L'Iran a dit ne pas se fier aux paroles mais s'attendre à des actes» de la part des États-Unis, dont le vice-président JD Vance a fait état de «progrès» vers un accord visant à stopper la guerre au Moyen-Orient.
Après des échanges de frappes cette semaine, les affrontements les plus graves depuis l'entrée en vigueur de la trêve le 8 avril; et alors qu'on croyait les négociations en péril, des sources à Washington ont évoqué jeudi un cadre d'accord qui prévoit une extension de 60 jours du cessez-le-feu. Mais il nécessite encore l'aval de Donald Trump, qui a pour l'instant gardé le silence.
«Nous sommes en train de négocier certaines formulations. Nous avons fait beaucoup de progrès», a déclaré M. Vance à des journalistes. «Nous espérons que nous continuerons à progresser et que le président sera en mesure d'approuver l'accord».
Selon l'agence de presse iranienne Tasnim, citant une «source bien informée», le texte n'est «pas encore finalisé».
«Nous ne nous fions ni aux promesses ni aux paroles, seuls les actes comptent», a écrit sur X le négociateur en chef Mohammad Bagher Ghalibaf, sur fond de grande méfiance envers la partie américaine.
«Le vrai vainqueur de tout accord est celui qui est le mieux préparé à la guerre le lendemain», a ajouté celui qui est aussi président du Parlement iranien, insistant sur l'importance «des missiles, et non des pourparlers» dans le rapport de forces.
Pas comme avant-guerre
La guerre au Moyen-Orient, déclenchée le 28 février par une offensive israélo-américaine contre l'Iran, a fait des milliers de morts.
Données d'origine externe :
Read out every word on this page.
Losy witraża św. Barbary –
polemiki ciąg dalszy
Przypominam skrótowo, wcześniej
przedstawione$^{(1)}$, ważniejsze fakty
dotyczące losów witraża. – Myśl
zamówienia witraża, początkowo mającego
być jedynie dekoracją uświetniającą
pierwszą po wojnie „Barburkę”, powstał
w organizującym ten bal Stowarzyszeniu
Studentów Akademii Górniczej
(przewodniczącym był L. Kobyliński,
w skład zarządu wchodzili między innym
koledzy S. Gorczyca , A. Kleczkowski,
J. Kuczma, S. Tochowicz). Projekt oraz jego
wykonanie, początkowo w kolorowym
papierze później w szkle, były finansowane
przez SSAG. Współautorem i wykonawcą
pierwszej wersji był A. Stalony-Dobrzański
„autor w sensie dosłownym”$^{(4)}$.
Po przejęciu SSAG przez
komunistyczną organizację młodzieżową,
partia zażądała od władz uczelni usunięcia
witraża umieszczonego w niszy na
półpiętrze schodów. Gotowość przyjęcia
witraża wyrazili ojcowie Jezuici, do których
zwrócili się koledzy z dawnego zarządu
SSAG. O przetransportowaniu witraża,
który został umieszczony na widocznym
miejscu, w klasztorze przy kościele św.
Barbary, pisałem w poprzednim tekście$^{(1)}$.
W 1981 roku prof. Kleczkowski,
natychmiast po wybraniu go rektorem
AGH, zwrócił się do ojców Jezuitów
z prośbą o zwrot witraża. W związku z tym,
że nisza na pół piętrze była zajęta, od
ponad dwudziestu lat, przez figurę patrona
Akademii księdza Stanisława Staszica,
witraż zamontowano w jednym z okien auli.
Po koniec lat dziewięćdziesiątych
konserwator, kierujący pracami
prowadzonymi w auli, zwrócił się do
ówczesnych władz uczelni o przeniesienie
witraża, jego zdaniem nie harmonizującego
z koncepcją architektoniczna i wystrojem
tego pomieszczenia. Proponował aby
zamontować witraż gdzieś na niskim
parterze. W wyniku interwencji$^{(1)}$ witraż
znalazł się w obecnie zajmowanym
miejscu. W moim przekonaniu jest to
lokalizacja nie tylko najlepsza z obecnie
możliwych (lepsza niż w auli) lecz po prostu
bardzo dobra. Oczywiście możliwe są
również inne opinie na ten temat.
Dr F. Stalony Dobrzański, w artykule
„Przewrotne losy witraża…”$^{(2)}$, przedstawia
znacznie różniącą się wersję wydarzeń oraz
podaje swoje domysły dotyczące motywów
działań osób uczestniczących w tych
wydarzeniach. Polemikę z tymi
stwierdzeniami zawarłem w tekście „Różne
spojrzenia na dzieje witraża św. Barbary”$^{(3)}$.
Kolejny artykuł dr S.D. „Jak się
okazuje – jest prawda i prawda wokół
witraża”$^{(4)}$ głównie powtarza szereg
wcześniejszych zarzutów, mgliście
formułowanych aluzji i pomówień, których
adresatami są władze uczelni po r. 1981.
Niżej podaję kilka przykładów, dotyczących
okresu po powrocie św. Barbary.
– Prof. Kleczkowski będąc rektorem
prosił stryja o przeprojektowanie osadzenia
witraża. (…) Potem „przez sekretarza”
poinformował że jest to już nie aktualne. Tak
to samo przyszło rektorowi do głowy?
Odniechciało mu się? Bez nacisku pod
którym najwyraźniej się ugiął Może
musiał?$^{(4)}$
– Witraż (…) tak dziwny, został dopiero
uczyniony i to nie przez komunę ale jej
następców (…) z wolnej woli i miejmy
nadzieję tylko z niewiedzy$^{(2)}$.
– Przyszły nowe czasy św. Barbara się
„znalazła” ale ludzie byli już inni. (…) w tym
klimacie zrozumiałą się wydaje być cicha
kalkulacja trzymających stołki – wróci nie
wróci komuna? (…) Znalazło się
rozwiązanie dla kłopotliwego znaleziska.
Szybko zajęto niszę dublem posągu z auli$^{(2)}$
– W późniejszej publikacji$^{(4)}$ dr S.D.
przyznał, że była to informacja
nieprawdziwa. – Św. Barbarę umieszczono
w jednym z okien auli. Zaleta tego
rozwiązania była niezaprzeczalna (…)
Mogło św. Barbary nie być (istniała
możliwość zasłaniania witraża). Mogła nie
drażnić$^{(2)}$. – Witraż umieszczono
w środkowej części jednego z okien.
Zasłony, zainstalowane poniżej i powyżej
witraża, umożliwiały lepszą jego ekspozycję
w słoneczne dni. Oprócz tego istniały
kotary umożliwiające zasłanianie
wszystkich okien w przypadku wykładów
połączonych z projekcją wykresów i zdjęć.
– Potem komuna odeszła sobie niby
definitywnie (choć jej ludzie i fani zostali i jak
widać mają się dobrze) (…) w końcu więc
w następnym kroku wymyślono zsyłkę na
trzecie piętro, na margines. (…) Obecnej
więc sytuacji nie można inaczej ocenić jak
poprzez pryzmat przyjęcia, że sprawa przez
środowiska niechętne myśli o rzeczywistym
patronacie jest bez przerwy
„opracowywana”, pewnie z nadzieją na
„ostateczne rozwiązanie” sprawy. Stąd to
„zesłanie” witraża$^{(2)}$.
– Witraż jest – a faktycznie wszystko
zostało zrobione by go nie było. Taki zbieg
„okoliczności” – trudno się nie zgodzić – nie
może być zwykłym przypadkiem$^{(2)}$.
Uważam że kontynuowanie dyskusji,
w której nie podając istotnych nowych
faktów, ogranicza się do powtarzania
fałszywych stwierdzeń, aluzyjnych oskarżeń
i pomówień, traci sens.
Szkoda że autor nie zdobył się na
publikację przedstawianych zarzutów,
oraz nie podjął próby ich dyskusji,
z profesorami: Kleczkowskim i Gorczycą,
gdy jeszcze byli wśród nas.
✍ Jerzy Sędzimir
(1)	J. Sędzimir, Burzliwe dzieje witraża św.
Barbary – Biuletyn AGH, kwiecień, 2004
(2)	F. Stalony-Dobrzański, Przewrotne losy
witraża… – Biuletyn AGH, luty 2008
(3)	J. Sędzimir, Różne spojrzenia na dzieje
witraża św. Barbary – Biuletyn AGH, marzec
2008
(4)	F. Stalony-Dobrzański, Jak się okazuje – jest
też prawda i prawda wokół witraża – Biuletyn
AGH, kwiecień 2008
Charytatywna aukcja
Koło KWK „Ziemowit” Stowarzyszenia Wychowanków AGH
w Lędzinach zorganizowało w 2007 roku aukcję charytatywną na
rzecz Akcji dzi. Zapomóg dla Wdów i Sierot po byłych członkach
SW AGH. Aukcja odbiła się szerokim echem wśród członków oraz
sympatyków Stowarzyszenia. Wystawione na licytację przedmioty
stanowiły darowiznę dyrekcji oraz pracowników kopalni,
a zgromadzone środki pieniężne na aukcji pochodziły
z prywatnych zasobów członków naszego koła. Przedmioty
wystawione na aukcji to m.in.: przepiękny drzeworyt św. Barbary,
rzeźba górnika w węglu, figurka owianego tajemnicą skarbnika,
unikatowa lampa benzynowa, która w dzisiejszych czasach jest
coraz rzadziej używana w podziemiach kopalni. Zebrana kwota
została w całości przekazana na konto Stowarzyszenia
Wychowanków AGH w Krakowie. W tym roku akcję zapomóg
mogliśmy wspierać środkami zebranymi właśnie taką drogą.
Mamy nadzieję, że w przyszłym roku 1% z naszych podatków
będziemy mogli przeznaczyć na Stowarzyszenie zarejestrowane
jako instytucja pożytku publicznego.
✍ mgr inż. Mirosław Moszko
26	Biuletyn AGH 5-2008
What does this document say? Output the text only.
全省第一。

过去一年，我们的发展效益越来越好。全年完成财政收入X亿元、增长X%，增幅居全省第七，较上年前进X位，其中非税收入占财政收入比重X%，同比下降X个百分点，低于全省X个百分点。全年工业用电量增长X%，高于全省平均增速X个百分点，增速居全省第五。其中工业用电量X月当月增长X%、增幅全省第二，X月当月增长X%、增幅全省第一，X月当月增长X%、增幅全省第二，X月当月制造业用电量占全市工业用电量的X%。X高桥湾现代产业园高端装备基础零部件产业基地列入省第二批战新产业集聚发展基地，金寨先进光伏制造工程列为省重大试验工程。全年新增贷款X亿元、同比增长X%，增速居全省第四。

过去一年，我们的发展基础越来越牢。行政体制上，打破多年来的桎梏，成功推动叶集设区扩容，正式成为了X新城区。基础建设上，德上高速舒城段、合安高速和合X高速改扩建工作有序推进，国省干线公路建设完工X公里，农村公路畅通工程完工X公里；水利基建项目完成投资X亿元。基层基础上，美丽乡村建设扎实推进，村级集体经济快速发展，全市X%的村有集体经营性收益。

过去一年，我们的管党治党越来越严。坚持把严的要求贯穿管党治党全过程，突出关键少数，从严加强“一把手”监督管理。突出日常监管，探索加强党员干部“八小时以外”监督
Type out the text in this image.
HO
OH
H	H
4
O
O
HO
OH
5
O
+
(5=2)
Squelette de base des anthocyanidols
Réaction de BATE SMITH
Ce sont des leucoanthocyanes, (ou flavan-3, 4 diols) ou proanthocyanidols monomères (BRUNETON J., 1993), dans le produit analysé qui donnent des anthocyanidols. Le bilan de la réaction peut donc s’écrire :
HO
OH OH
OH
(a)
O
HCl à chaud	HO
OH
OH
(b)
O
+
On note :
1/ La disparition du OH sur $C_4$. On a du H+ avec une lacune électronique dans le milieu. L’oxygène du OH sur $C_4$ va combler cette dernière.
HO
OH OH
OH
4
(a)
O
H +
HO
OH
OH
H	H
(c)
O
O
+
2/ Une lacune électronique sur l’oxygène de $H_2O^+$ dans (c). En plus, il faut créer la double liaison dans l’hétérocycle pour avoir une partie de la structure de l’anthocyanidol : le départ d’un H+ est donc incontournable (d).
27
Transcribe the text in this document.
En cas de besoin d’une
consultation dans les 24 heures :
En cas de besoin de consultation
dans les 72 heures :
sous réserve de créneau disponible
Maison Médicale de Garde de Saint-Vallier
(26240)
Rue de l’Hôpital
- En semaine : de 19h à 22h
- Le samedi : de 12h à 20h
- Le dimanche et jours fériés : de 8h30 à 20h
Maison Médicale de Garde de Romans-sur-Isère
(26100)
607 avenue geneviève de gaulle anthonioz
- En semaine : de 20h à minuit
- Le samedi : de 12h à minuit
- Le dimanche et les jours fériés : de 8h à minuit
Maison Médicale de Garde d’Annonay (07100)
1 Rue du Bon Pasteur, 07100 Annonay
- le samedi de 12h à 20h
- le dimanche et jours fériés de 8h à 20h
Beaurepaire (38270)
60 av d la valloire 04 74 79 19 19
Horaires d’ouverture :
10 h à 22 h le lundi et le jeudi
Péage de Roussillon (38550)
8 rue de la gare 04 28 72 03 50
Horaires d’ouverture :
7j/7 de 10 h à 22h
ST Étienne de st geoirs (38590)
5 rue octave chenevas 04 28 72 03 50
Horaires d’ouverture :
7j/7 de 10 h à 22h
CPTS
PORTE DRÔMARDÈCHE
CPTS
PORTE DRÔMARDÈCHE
Et elle ébranle l'économie mondiale en faisant grimper les prix du pétrole, la République islamique verrouillant le détroit d'Ormuz, stratégique pour le commerce mondial d'hydrocarbures.
Les marchés font eux le pari d'un accord au Moyen-Orient: les cours du pétrole poursuivaient leur décrue vendredi. Vers 12H00, le prix du baril de Brent de la mer du Nord, référence internationale du brut, perdait 1,17% à 92,61 dollars, bien en dessous des 100 dollars du début de semaine.
L'information a d'abord été révélée par le site américain Axios, selon lequel ce protocole d'accord ne règle pas la question du programme nucléaire iranien, qui sera abordé ultérieurement, mais inclut un engagement de l'Iran à ne pas chercher à se doter de la bombe atomique.
Sur la question d'Ormuz, le texte prévoit, toujours selon Axios, que l'accès au détroit soit «sans restriction» pendant les 60 jours d'extension de la trêve, ce qui implique notamment que l'Iran retire toutes les mines dans la zone.
Les États-Unis lèveraient de leur côté, selon la même source, leur blocus naval sur les ports iraniens si le trafic commercial reprend. Téhéran serait aussi autorisé à vendre du pétrole grâce à une suspension des sanctions américaines.
Sur le terrain, le trafic maritime dans le détroit s'est accéléré mais «cela ne signifie pas un retour à la situation d'avant-guerre», a indiqué la télévision d'État iranienne, l'accès restant interdit aux navires des pays «hostiles».
D'autres sujets font l'objet depuis des semaines de discussions indirectes entre les deux pays.
Outre la fin des combats sur tous les fronts, en particulier au Liban où s'affrontent son allié, le Hezbollah, et Israël, le pouvoir iranien cherche à obtenir le déblocage de 24 milliards d'avoirs gelés à l'étranger. Sur le volet nucléaire, il refuse tout transfert à l'étranger du stock d'uranium enrichi, dont Donald Trump réclame la destruction.
Dans ce climat tendu, des habitants de Téhéran confient leur inquiétude. Mahtab, 62 ans, coiffeuse dans la capitale iranienne, se félicite que sa fille ait pu quitter le pays car «c'est l'enfer ici» et se lamente de voir son fils vivre lui «au jour le jour», sans perspective.